# Forum Home Renovation Tools & Products  Rotary laser level

## sundancewfs

Rotary laser level
I'm looking at buying one.
any reccommendations?
Ideally something I could use for interior exterior would be good
Would like to use it for a range of construction things, horizontal line, drainage slopes, concrete levels, cabinet hanging, ceiling hanging, etc etc

----------


## namtrak

I use a Lufkin LaserPro LR502 which I have found to be excellent.  I've had it for about 3 years and from memory it cost around $600. 
If I was to buy another one, I would probably buy a self levelling one as it does take some time to get it right 
Cheers

----------


## Vernonv

Or go the $10 water level. As accurate as a laser level (more accurate than some) and much cheaper ... but not as quick to use (once setup). 
If you are going to depend on a laser level, then do as Namtrak suggests and get a very good quality self leveling one - there is nothing worse than using a crappy laser level and assuming everything is level only to find out down the track that the levels are all over the place.

----------


## Eastwing

Hilti PR 25, best laser I could find.

----------


## PlasterPro

was just looking at one at a plaster supply store . what they did have was new green light as aposed to red, the differance was amazing. if you have ever used a laser in a very light area and found it hard to pick up the beam, then imagine this the green beam could be seen out the shop window on the side of a van in the car park-on a bright day!!
anyway was extra $500 well woth it I thought. 
A1 lasers in keysbourgh is pretty good. Advice ect.., and have a special on once a year to recalobrate  :Wink:  
good luck and let us all know what you got.

----------


## sundancewfs

I have seen green laser one, it was almost twice the price of the red laser one. I don't think I could justify that... I do like the idea of the hilti. Its is similar to a Pacific Laser Systems one I was looking at.

----------


## sundancewfs

This is the one I decided to go with http://www.coastaltool.com/a/ab/pls/hvr505.htm 
when it arrives I'll let you know how it goes.....

----------


## PlasterPro

looks good wouldn`t mind one myself
what did the final price end up after conversion (I take it that its a US web site) and postage -insurance? did you try to find out if it can be serviced here in OZ?
cheers

----------


## autogenous

http://lasertools.com.au/prod53.htm

----------


## sundancewfs

> what did the final price end up after conversion (I take it that its a US web site) and postage -insurance? did you try to find out if it can be serviced here in OZ?
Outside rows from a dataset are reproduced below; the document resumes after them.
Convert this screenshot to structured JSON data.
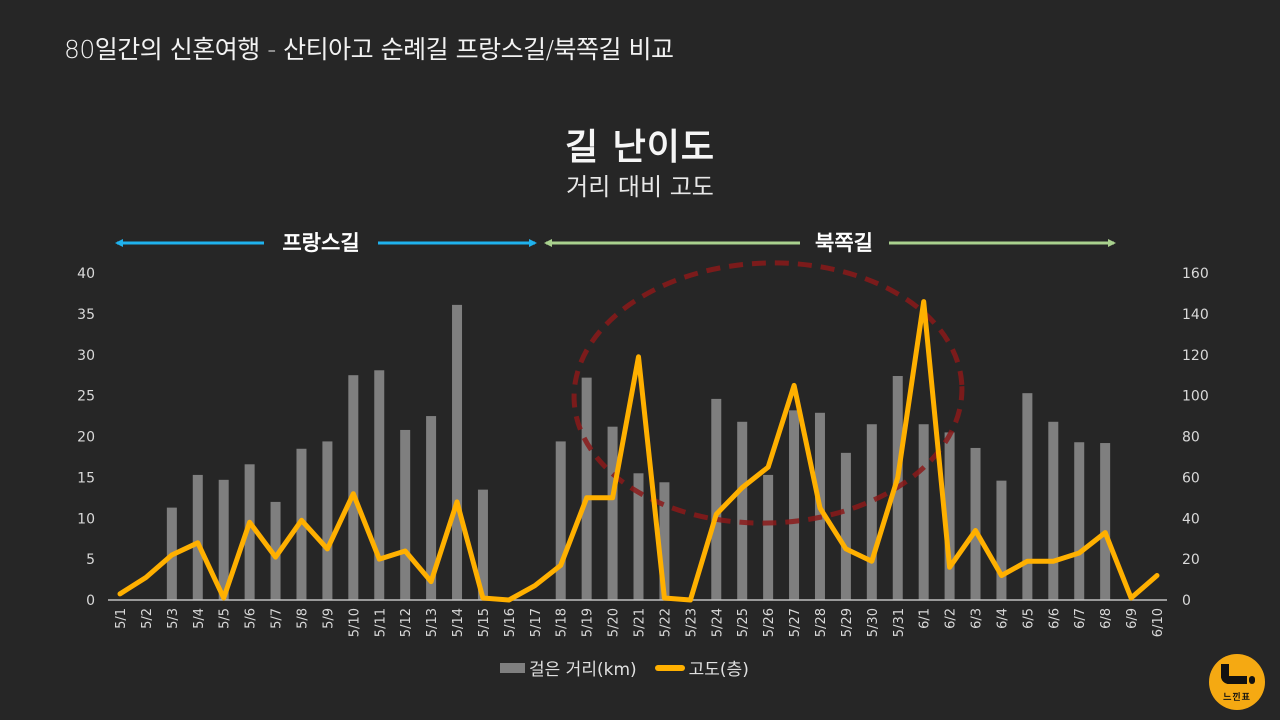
{
  "header": {
    "title": "80일간의 신혼여행 - 산티아고 순례길 프랑스길/북쪽길 비교"
  },
  "chart": {
    "title": "길 난이도",
    "subtitle": "거리 대비 고도"
  },
  "sections": [
    {
      "label": "프랑스길",
      "color": "#1fb2ee",
      "from": "5/1",
      "to": "5/17"
    },
    {
      "label": "북쪽길",
      "color": "#a9d18e",
      "from": "5/18",
      "to": "6/10"
    }
  ],
  "legend": {
    "bar_label": "걸은 거리(km)",
    "line_label": "고도(층)"
  },
  "logo": {
    "text": "느낀표"
  },
  "colors": {
    "background": "#262626",
    "bar": "#7f7f7f",
    "line": "#ffb000",
    "highlight_ellipse": "#8b1a1a",
    "france_arrow": "#1fb2ee",
    "north_arrow": "#a9d18e"
  },
  "chart_data": {
    "type": "bar",
    "title": "길 난이도",
    "subtitle": "거리 대비 고도",
    "xlabel": "",
    "ylabel": "걸은 거리(km)",
    "y2label": "고도(층)",
    "ylim": [
      0,
      40
    ],
    "y2lim": [
      0,
      160
    ],
    "yticks": [
      0,
      5,
      10,
      15,
      20,
      25,
      30,
      35,
      40
    ],
    "y2ticks": [
      0,
      20,
      40,
      60,
      80,
      100,
      120,
      140,
      160
    ],
    "grid": false,
    "legend_position": "bottom",
    "categories": [
      "5/1",
      "5/2",
      "5/3",
      "5/4",
      "5/5",
      "5/6",
      "5/7",
      "5/8",
      "5/9",
      "5/10",
      "5/11",
      "5/12",
      "5/13",
      "5/14",
      "5/15",
      "5/16",
      "5/17",
      "5/18",
      "5/19",
      "5/20",
      "5/21",
      "5/22",
      "5/23",
      "5/24",
      "5/25",
      "5/26",
      "5/27",
      "5/28",
      "5/29",
      "5/30",
      "5/31",
      "6/1",
      "6/2",
      "6/3",
      "6/4",
      "6/5",
      "6/6",
      "6/7",
      "6/8",
      "6/9",
      "6/10"
    ],
    "series": [
      {
        "name": "걸은 거리(km)",
        "type": "bar",
        "axis": "left",
        "values": [
          0,
          0,
          11.3,
          15.3,
          14.7,
          16.6,
          12.0,
          18.5,
          19.4,
          27.5,
          28.1,
          20.8,
          22.5,
          36.1,
          13.5,
          0,
          0,
          19.4,
          27.2,
          21.2,
          15.5,
          14.4,
          0,
          24.6,
          21.8,
          15.3,
          23.2,
          22.9,
          18.0,
          21.5,
          27.4,
          21.5,
          20.5,
          18.6,
          14.6,
          25.3,
          21.8,
          19.3,
          19.2,
          0,
          0
        ]
      },
      {
        "name": "고도(층)",
        "type": "line",
        "axis": "right",
        "values": [
          3,
          11,
          22,
          28,
          1,
          38,
          21,
          39,
          25,
          52,
          20,
          24,
          9,
          48,
          1,
          0,
          7,
          17,
          50,
          50,
          119,
          1,
          0,
          42,
          55,
          65,
          105,
          45,
          25,
          19,
          60,
          146,
          16,
          34,
          12,
          19,
          19,
          23,
          33,
          1,
          12
        ]
      }
    ],
    "annotations": [
      {
        "type": "dashed-ellipse",
        "note": "highlight of 북쪽길 elevation peaks (5/19–6/1)"
      },
      {
        "type": "range-arrow",
        "label": "프랑스길",
        "range": [
          "5/1",
          "5/17"
        ]
      },
      {
        "type": "range-arrow",
        "label": "북쪽길",
        "range": [
          "5/18",
          "6/10"
        ]
      }
    ]
  }
}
  Postage was $100US I have things shipped to a friends house and then he posts them on for me. As I still have a few US $, conversion wasn't an issue for me. 
Yes they are supported in Australia with dealers (Position Partners) in Dandenong and Epping. I did call them They said they can calibrate, but wouldn't cover any warrenty work. (understandably so, and I would not expect them to) They do sell this unit in Australia. I will buy a staff and tripod off them though as they are a bit big to post and the staffs for the US market are in inches.

----------